The initial vision for the design of The Aether came shortly after the release of the Wardenclyffe Deluxe. I wanted to steal design philosophies and incorporate tonal characteristics that made the Wardenclyffe so special, but this time as a delay pedal.
At the heart of The Aether is a PT2399, tap tempo delay. It has the standard Echo, Feedback, and Time controls you would expect on any delay, but what makes it special is the Color, Saturation, and Degrade Controls. The Color toggle completely changes the character of the Aether and has two voices: Warm Analog and Bright Tape. The Saturation knob is a gain adjustment that overdrives the delay chip. In my opinion, the PT2399 chip takes gain and drive better than any other chip. The Degrade toggle adds lofi textures and artifacts to the delay line. The Degrade toggle removes a very vital section of the delay circuitry that keeps the delay stable with longer delay times. As you increase the delay time, the artifacts become more present and lofi.
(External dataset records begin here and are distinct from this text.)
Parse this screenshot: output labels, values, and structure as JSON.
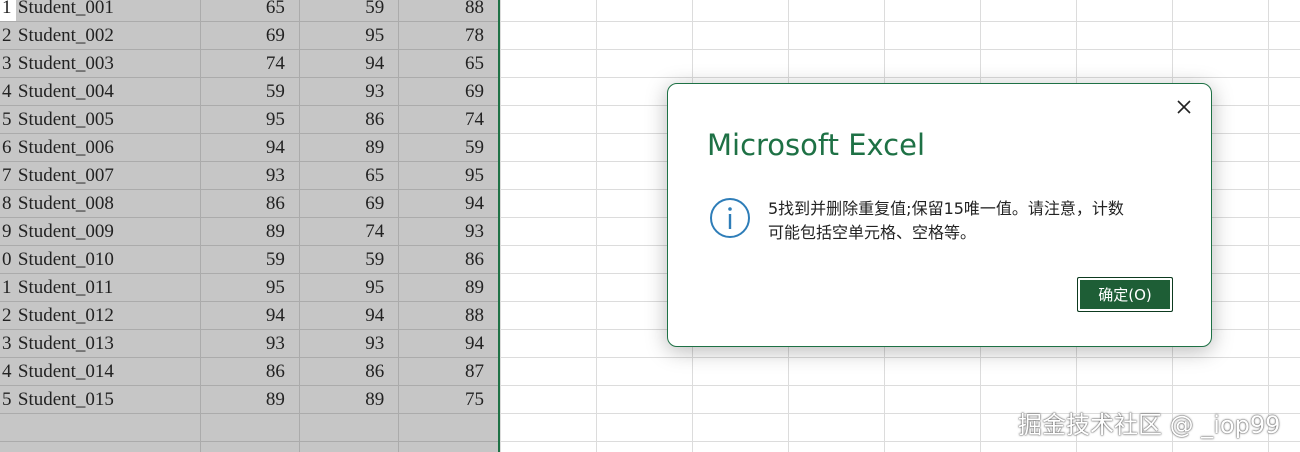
{
  "sheet": {
    "rows": [
      {
        "idx": "1",
        "name": "Student_001",
        "v1": "65",
        "v2": "59",
        "v3": "88"
      },
      {
        "idx": "2",
        "name": "Student_002",
        "v1": "69",
        "v2": "95",
        "v3": "78"
      },
      {
        "idx": "3",
        "name": "Student_003",
        "v1": "74",
        "v2": "94",
        "v3": "65"
      },
      {
        "idx": "4",
        "name": "Student_004",
        "v1": "59",
        "v2": "93",
        "v3": "69"
      },
      {
        "idx": "5",
        "name": "Student_005",
        "v1": "95",
        "v2": "86",
        "v3": "74"
      },
      {
        "idx": "6",
        "name": "Student_006",
        "v1": "94",
        "v2": "89",
        "v3": "59"
      },
      {
        "idx": "7",
        "name": "Student_007",
        "v1": "93",
        "v2": "65",
        "v3": "95"
      },
      {
        "idx": "8",
        "name": "Student_008",
        "v1": "86",
        "v2": "69",
        "v3": "94"
      },
      {
        "idx": "9",
        "name": "Student_009",
        "v1": "89",
        "v2": "74",
        "v3": "93"
      },
      {
        "idx": "0",
        "name": "Student_010",
        "v1": "59",
        "v2": "59",
        "v3": "86"
      },
      {
        "idx": "1",
        "name": "Student_011",
        "v1": "95",
        "v2": "95",
        "v3": "89"
      },
      {
        "idx": "2",
        "name": "Student_012",
        "v1": "94",
        "v2": "94",
        "v3": "88"
      },
      {
        "idx": "3",
        "name": "Student_013",
        "v1": "93",
        "v2": "93",
        "v3": "94"
      },
      {
        "idx": "4",
        "name": "Student_014",
        "v1": "86",
        "v2": "86",
        "v3": "87"
      },
      {
        "idx": "5",
        "name": "Student_015",
        "v1": "89",
        "v2": "89",
        "v3": "75"
      },
      {
        "idx": "",
        "name": "",
        "v1": "",
        "v2": "",
        "v3": ""
      },
      {
        "idx": "",
        "name": "",
        "v1": "",
        "v2": "",
        "v3": ""
      }
    ]
  },
  "dialog": {
    "title": "Microsoft Excel",
    "message_line1": "5找到并删除重复值;保留15唯一值。请注意，计数",
    "message_line2": "可能包括空单元格、空格等。",
    "ok_label": "确定(O)",
    "icon": "info-icon",
    "close_icon": "close-icon"
  },
  "watermark": {
    "text": "掘金技术社区 @ _iop99"
  },
  "colors": {
    "accent": "#1e7145",
    "selection": "#c6c6c6",
    "button_bg": "#1e5e36"
  }
}
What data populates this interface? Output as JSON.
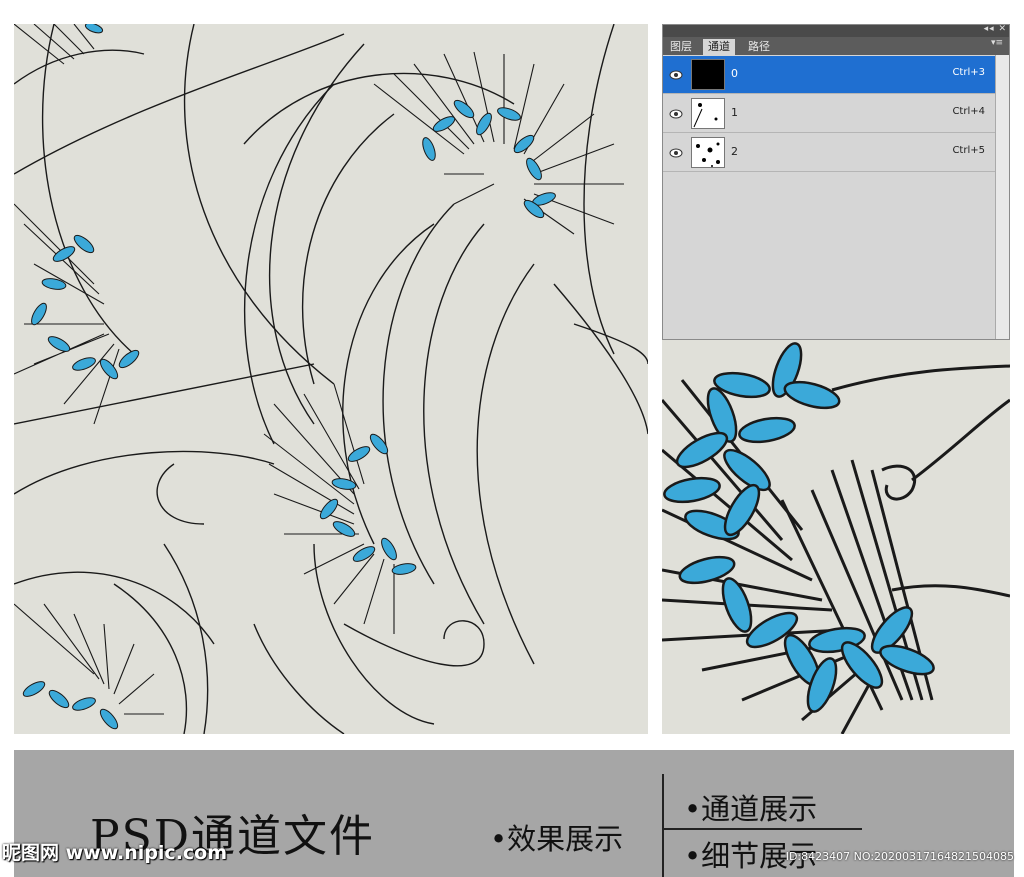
{
  "panel": {
    "tabs": [
      "图层",
      "通道",
      "路径"
    ],
    "active_tab": "通道",
    "controls": "◂◂ ✕",
    "menu": "▾≡",
    "channels": [
      {
        "name": "0",
        "shortcut": "Ctrl+3",
        "selected": true
      },
      {
        "name": "1",
        "shortcut": "Ctrl+4",
        "selected": false
      },
      {
        "name": "2",
        "shortcut": "Ctrl+5",
        "selected": false
      }
    ],
    "eye_icon": "eye-icon"
  },
  "banner": {
    "title": "PSD通道文件",
    "effect_label": "•效果展示",
    "channel_label": "•通道展示",
    "detail_label": "•细节展示"
  },
  "watermark": {
    "logo": "昵图网 www.nipic.com",
    "id": "ID:8423407 NO:20200317164821504085"
  },
  "colors": {
    "background": "#e0e0d9",
    "petal": "#3ba9d9",
    "line": "#1a1a1a",
    "selection": "#1f6fd1",
    "banner": "#a6a6a6"
  }
}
The Aether uses a simple, but versatile modulation LFO core inspired by the Wardenclyffe, but with more features. The LFO cores sets it apart from other modulated delays out there. The speed of the modulation core can be set 3 different ways: Rate knob, tap tempo tact switch, and Sync toggle. When the Sync toggle is set to its middle position, the LFO can run at whatever speed you want. When the Sync toggle is in the up position it is synced to the delay time. When the Sync toggle is in the down position, it is synced to delay time, but in half-time for slower evolving moduation. The Shift knob determines the depth of the modulation and I promise that this has plenty of range in case you want to get really obscene. The Stray toggle changes the LFO from a typical Sine wave to a Slewed Random waveform. Creative exploration of the modulation section of The Aether is strongly encouraged. The way the delay rate and LFO rate interact with each other can yield very creative results.